Осенью 1954 г. Владимир демобилизовался и поселился у родителей в Керчи, где отец служил в местной газете. Окончил десятый класс вечерней школы. Сочинял стихи и публиковал их в «Керченском рабочем», пополнял свой опыт чтением поэтов от Державина до Маяковского. Отобрал 15 лучших стихотворений и послал в Литературный институт им. Горького, но не прошел по творческому конкурсу. В августе 1956-го приехал в Москву и был принят путевым рабочим на пригородной станции. А по вечерам посещал литобъединение «Магистраль» при Доме культуры железнодорожников. «За полгода я написал еще несколько стихотворений, позволявших надеяться, что на этот раз конкурс одолею. Но, зайдя в Союз писателей, услышал ошеломляющую новость: кто-то обеспокоился, как бы в институт не проникло слишком много евреев, и были отобраны «десять подозрительных фамилий». Моя, разумеется, попала в десятку».
Владимир не сдался и поступил плотником в ремстройтрест, получив московскую прописку в общежитии. По заданию райкома комсомола писал стихи в сатирическую газету типа «окон РОСТа». В феврале 1957-го женился на девушке Валентине, у них родились дочь и сын. Поступил в областной пединститут на истфак, редактировал факультетскую стенгазету, публиковал свои стихи в институтской многотиражке. После второго семестра трудился в студенческом отряде на целине и там безнадежно влюбился в Ирину Брауде, золотую медалистку, которую в МГУ завалили по «пятому пункту» на собеседовании. Войнович ходил по редакциям, иногда печатался в «Вечерней Москве», «Московской правде», раз даже в «Правде». А в серьезных литературных журналах ему отказывали, лишь однажды «Юность» опубликовала его стихи о комсомоле.
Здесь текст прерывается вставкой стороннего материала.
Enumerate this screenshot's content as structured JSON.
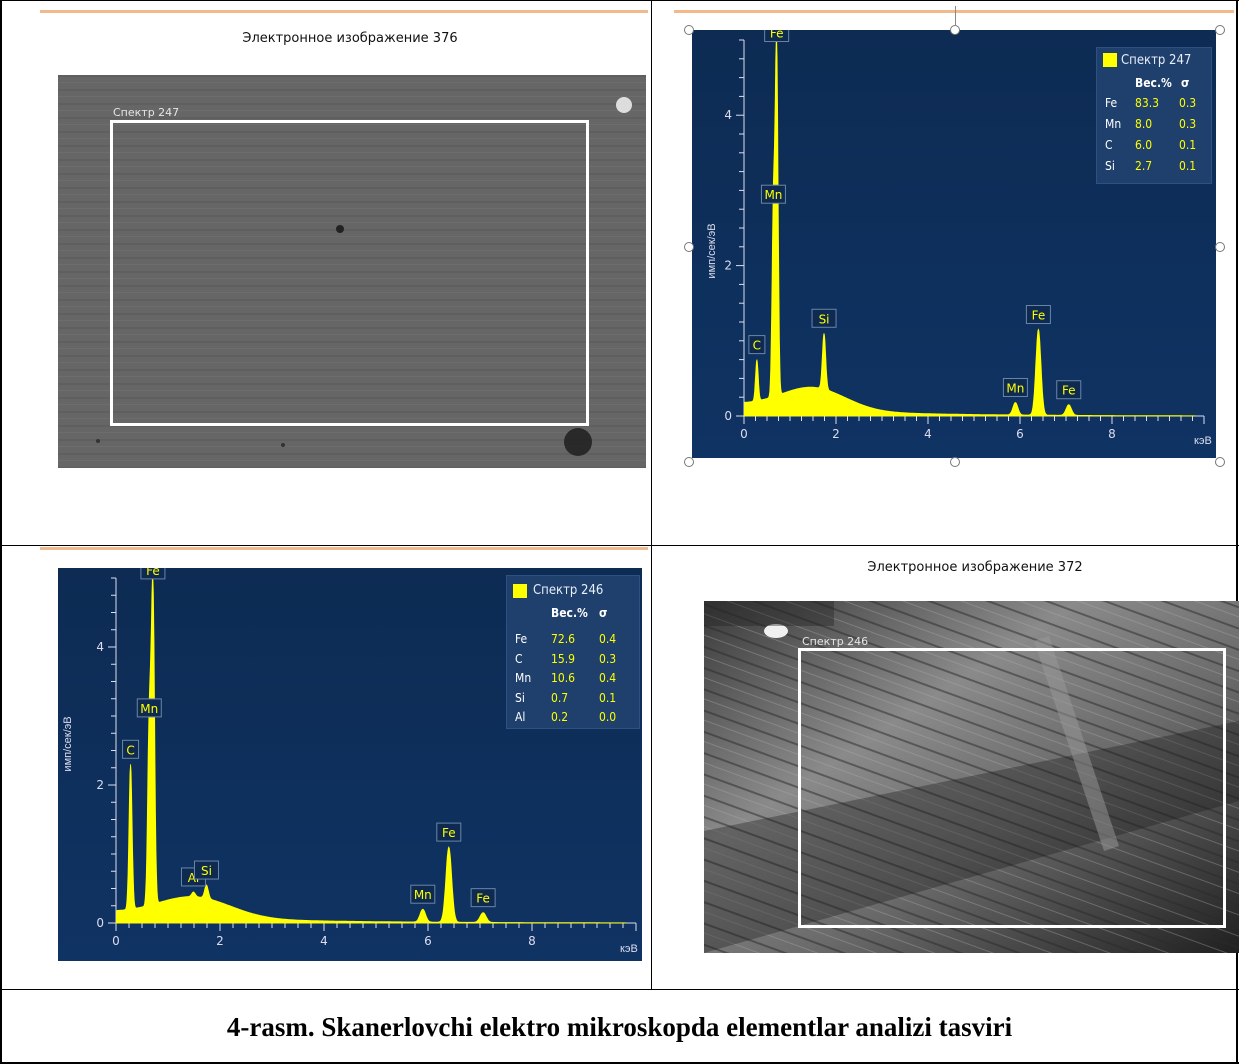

В декабре 1958 г. на совещании молодых писателей Лев Ошанин раскритиковал его произведения как «искажающие советскую действительность». Войновичу хотелось писать прозу, и летом 1959-го он закончил свою первую повесть «Мы здесь живем» о нелегкой жизни молодых целинников, их труде и сложных отношениях, борьбе за счастье и справедливость. «Новый мир» опубликовал ее в 1961-м, появились хвалебные телефонные звонки, письма и рецензии. В сентябре 1960-го редакции срочно понадобилась песня на тему освоения космоса, и Владимир за ночь написал текст «Я верю, друзья, караваны ракет…». Оскар Фельцман сочинил музыку, Владимир Трошин исполнил песню на радио. Летом 1962-го ее дуэтом спели в космосе Николаев и Попович, а Хрущев — с трибуны Мавзолея. Песня стала «гимном» космонавтов и вошла в репертуар домашних застолий.
За полгода работы на радио Войнович написал 40 песен, некоторые стали весьма популярными («Рулатэ», «Футбольный мяч», «Комсомольцы двадцатого года»). Но карьера песенника не привлекала его, хотя песни принесли ему гонорары, о которых он не смел и мечтать. В сентябре 1962-го Владимир стал членом Союза писателей с вытекающими из этого льготами. «У меня вышла маленькая книжка, состоявшая из одной повести… Я охотно раздаривал ее всем, кому не лень, разослал близким родственникам. Родители были за меня очень рады, тетя Аня сказала, что в моих способностях она никогда не сомневалась, а другая тетя Галя попеняла сыну: «Видишь, даже Вова стал писателем, а куда ты смотришь?!»
Черная полоса
Войновичу удалось убедить Александра Твардовского поместить в «Новом мире» повесть «Хочу быть честным» о прорабе, который тщетно пытается сдать объект своевременно и качественно, но вынужден идти на обман. В том же номере был опубликован его рассказ «Расстояние в полкилометра» о пьянчужке в российской глубинке, после смерти которого сказать о нем нечего. Повесть хвалили, у молодого писателя появились друзья — Б. Окуджава, Б. Ахмадулина, И. Шаферан, А. Володин, В. Некрасов. В 1964-м, расставшись с первой семьей, он создал новую — с любимой Ириной.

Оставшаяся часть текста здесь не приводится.